Bug 1653389

Summary: [RFE] more efficient HA logic
Product: Red Hat Enterprise Virtualization Manager Reporter: Olimp Bockowski <obockows>
Component: ovirt-engineAssignee: Nobody <nobody>
Status: CLOSED DUPLICATE QA Contact: meital avital <mavital>
Severity: medium Docs Contact:
Priority: unspecified    
Version: 4.1.9CC: gveitmic, klaas, rbarry, Rhev-m-bugs
Target Milestone: ovirt-4.4.0Keywords: FutureFeature
Target Release: ---Flags: lsvaty: testing_plan_complete-
Hardware: x86_64   
OS: Linux   
Whiteboard:
Fixed In Version: Doc Type: Enhancement
Doc Text:
Story Points: ---
Clone Of: Environment:
Last Closed: 2020-03-09 22:07:24 UTC Type: Bug
Regression: --- Mount Type: ---
Documentation: --- CRM:
Verified Versions: Category: ---
oVirt Team: Virt RHEL 7.3 requirements from Atomic Host:
Cloudforms Team: --- Target Upstream Version:
Embargoed:

Description Olimp Bockowski 2018-11-26 17:18:13 UTC
The HA logic should be adjusted to the latest RHV features and keep into consideration storage access. 

Currently, the logic is quite simple, it tries to start VM by default 10 times with 30 seconds intervals (configured by MaxNumOfTriesToRunFailedAutoStartVm and 
RetryToRunAutoStartVmIntervalInSeconds). This leads to the situation when in some cases HA VMs are not restarted when RHV environment is up and healthy after a longer outage.
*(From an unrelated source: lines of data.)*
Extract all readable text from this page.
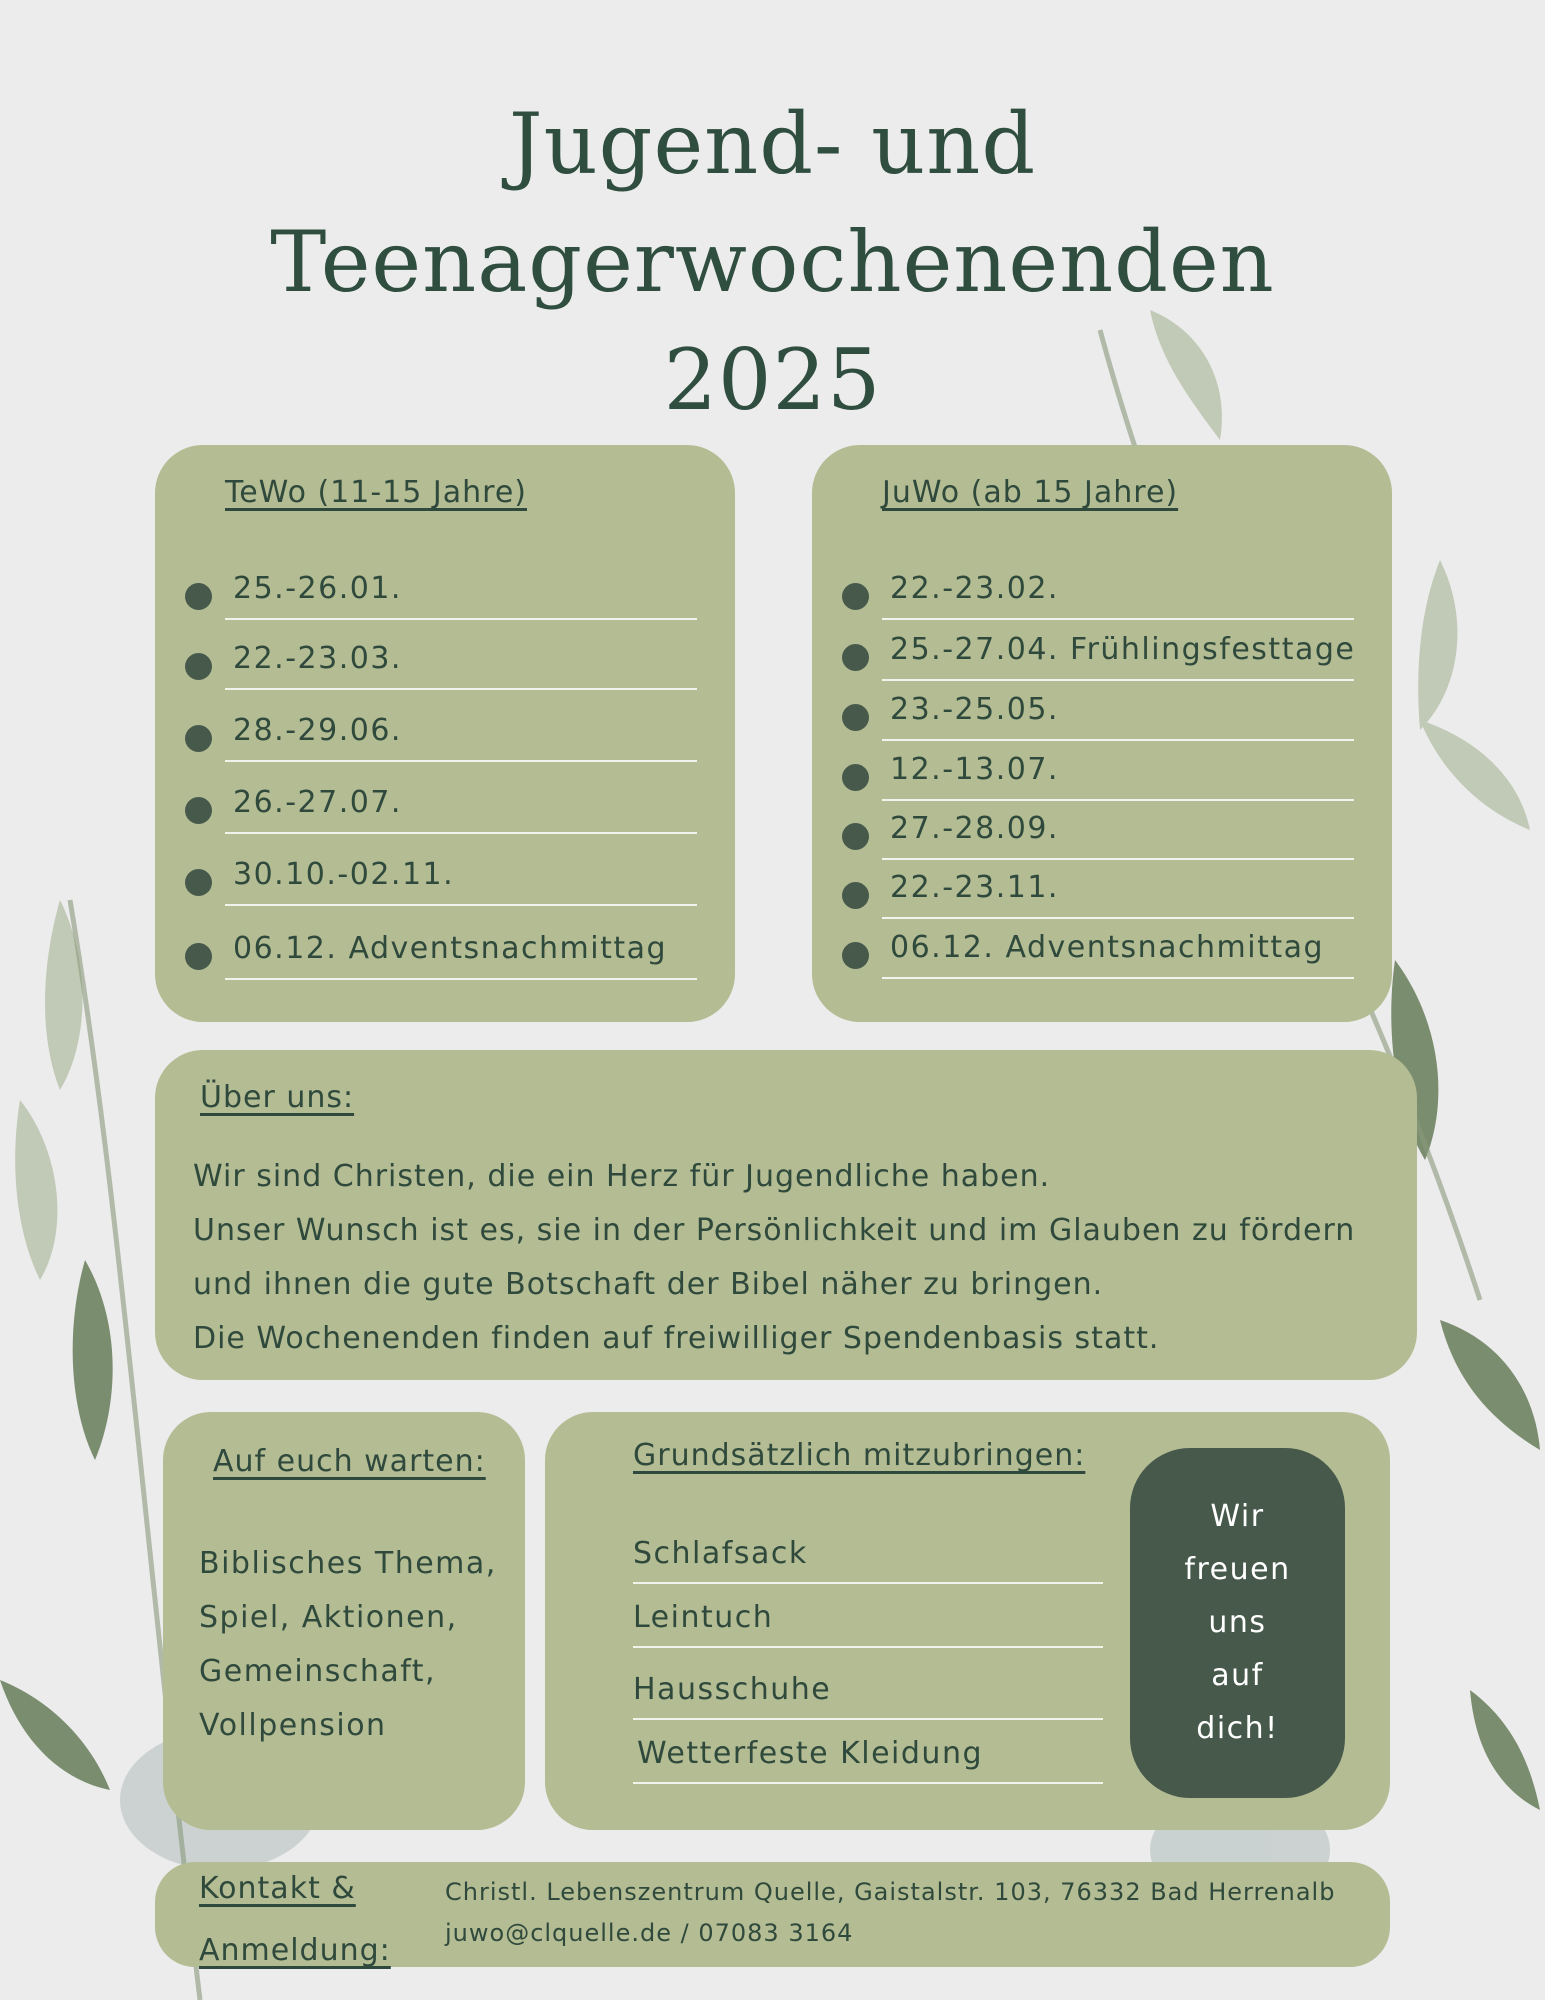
Jugend- und
Teenagerwochenenden
2025
TeWo (11-15 Jahre)
25.-26.01.
22.-23.03.
28.-29.06.
26.-27.07.
30.10.-02.11.
06.12. Adventsnachmittag
JuWo (ab 15 Jahre)
22.-23.02.
25.-27.04. Frühlingsfesttage
23.-25.05.
12.-13.07.
27.-28.09.
22.-23.11.
06.12. Adventsnachmittag
Über uns:
Wir sind Christen, die ein Herz für Jugendliche haben.
Unser Wunsch ist es, sie in der Persönlichkeit und im Glauben zu fördern
und ihnen die gute Botschaft der Bibel näher zu bringen.
Die Wochenenden finden auf freiwilliger Spendenbasis statt.
Auf euch warten:
Biblisches Thema,
Spiel, Aktionen,
Gemeinschaft,
Vollpension
Grundsätzlich mitzubringen:
Schlafsack
Leintuch
Hausschuhe
Wetterfeste Kleidung
Wir
freuen
uns
auf
dich!
Kontakt &
Anmeldung:
Christl. Lebenszentrum Quelle, Gaistalstr. 103, 76332 Bad Herrenalb
juwo@clquelle.de / 07083 3164
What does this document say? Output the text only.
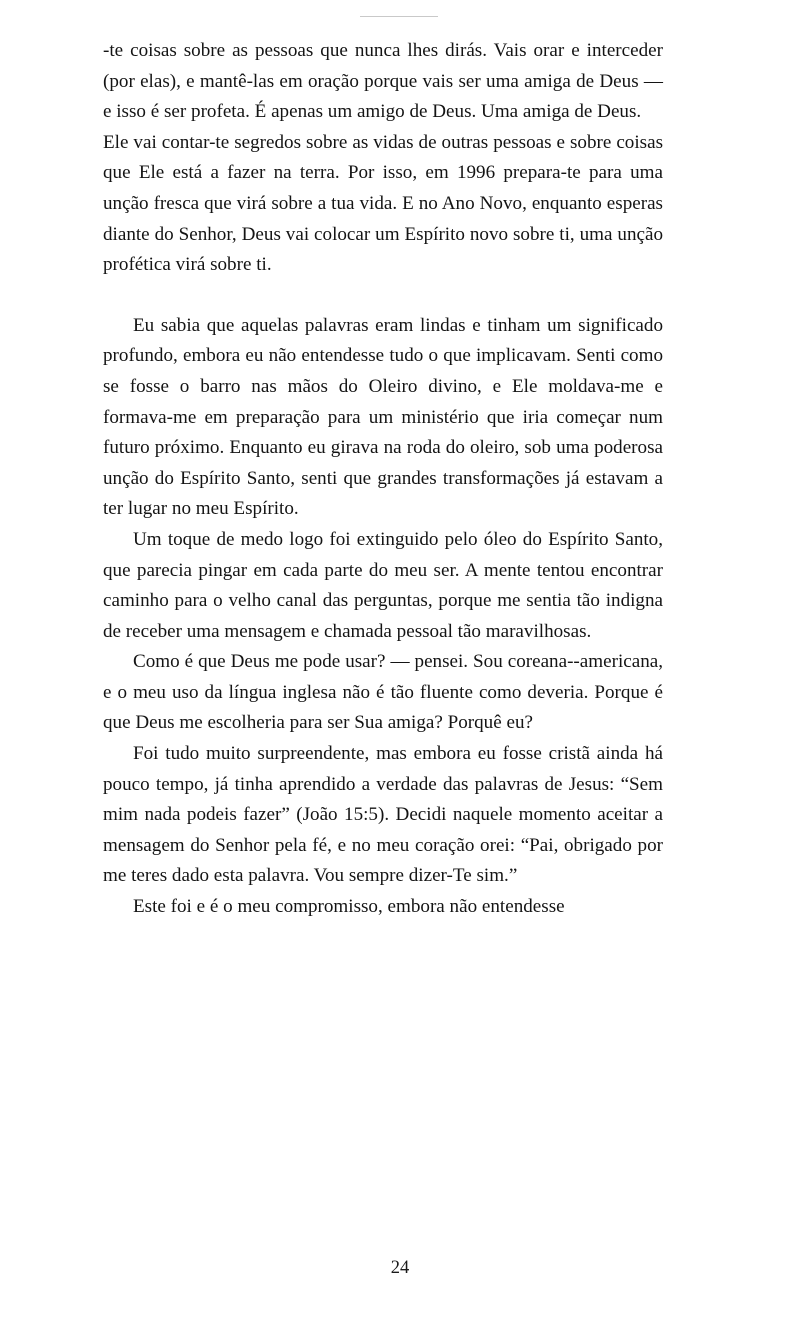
-te coisas sobre as pessoas que nunca lhes dirás. Vais orar e interceder (por elas), e mantê-las em oração porque vais ser uma amiga de Deus — e isso é ser profeta. É apenas um amigo de Deus. Uma amiga de Deus.

Ele vai contar-te segredos sobre as vidas de outras pessoas e sobre coisas que Ele está a fazer na terra. Por isso, em 1996 prepara-te para uma unção fresca que virá sobre a tua vida. E no Ano Novo, enquanto esperas diante do Senhor, Deus vai colocar um Espírito novo sobre ti, uma unção profética virá sobre ti.

Eu sabia que aquelas palavras eram lindas e tinham um significado profundo, embora eu não entendesse tudo o que implicavam. Senti como se fosse o barro nas mãos do Oleiro divino, e Ele moldava-me e formava-me em preparação para um ministério que iria começar num futuro próximo. Enquanto eu girava na roda do oleiro, sob uma poderosa unção do Espírito Santo, senti que grandes transformações já estavam a ter lugar no meu Espírito.

Um toque de medo logo foi extinguido pelo óleo do Espírito Santo, que parecia pingar em cada parte do meu ser. A mente tentou encontrar caminho para o velho canal das perguntas, porque me sentia tão indigna de receber uma mensagem e chamada pessoal tão maravilhosas.

Como é que Deus me pode usar? — pensei. Sou coreana--americana, e o meu uso da língua inglesa não é tão fluente como deveria. Porque é que Deus me escolheria para ser Sua amiga? Porquê eu?

Foi tudo muito surpreendente, mas embora eu fosse cristã ainda há pouco tempo, já tinha aprendido a verdade das palavras de Jesus: “Sem mim nada podeis fazer” (João 15:5). Decidi naquele momento aceitar a mensagem do Senhor pela fé, e no meu coração orei: “Pai, obrigado por me teres dado esta palavra. Vou sempre dizer-Te sim.”

Este foi e é o meu compromisso, embora não entendesse

24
Instead, HA VMs could be restarted in a more sophisticated way, e.g. the attempt could be triggered when there is sense to do it, e.g. are enough resources on a cluster level and storage dependencies are available.

What is really odd is the fact that we spend the restart attempt even if the valdidation fails:

WARN  [org.ovirt.engine.core.bll.RunVmCommand] (DefaultQuartzScheduler2) [782bf594] Validation of action 'RunVm' failed for user SYSTEM. Reasons: VAR__ACTION__RUN,VAR__TYPE__VM,SCHEDUL
ING_NO_HOSTS
2018-11-18 08:19:08,723+01 ERROR [org.ovirt.engine.core.dal.dbbroker.auditloghandling.AuditLogDirector] (DefaultQuartzScheduler2) [782bf594] EVENT_ID: HA_VM_RESTART_FAILED(9,603), Correlation ID: null, Call Stack: null, Custom ID: null, Custom Event ID: -1, Message: Restart of the Highly Available VM x01001100 failed.
and eventually
ERROR [org.ovirt.engine.core.dal.dbbroker.auditloghandling.AuditLogDirector] (DefaultQuartzScheduler6) [25701382] EVENT_ID: EXCEEDED_MAXIMUM_NUM_OF_RESTART_HA_VM_ATTEMPTS(9,605), Corre
lation ID: null, Call Stack: null, Custom ID: null, Custom Event ID: -1, Message: Highly Available VM x01001100 could not be restarted automatically, exceeded the maximum number of attempts.

ADDITIONAL INFO:
Some very poor workaround is to make the restart without any limits but it is not possible, only some enormous int value for MaxNumOfTriesToRunFailedAutoStartVm 

/bll/src/main/java/org/ovirt/engine/core/bll/AutoStartVmsRunner.java

from the ConfigValues the value MaxNumOfTriesToRunFailedAutoStartVm is taken and assigned as an integer to MAXIMUM_NUM_OF_TRIES_TO_AUTO_START_VM

...
private static final int MAXIMUM_NUM_OF_TRIES_TO_AUTO_START_VM =
                Config.<Integer> getValue(ConfigValues.MaxNumOfTriesToRunFailedAutoStartVm);
...

later, MAXIMUM_NUM_OF_TRIES_TO_AUTO_START_VM is taken into consideration while scheduling the next try to restart HA VM:


        boolean scheduleNextTimeToRun(Date timeToRunTheVm) {
            this.timeToRunTheVm = timeToRunTheVm;
            return ++numOfRuns < MAXIMUM_NUM_OF_TRIES_TO_AUTO_START_VM;
        }

there is an ordinary comparison without any conditionals
The loop is going through elements of CopyOnWriteArraySet
I don't see any place to make it ad infinitum.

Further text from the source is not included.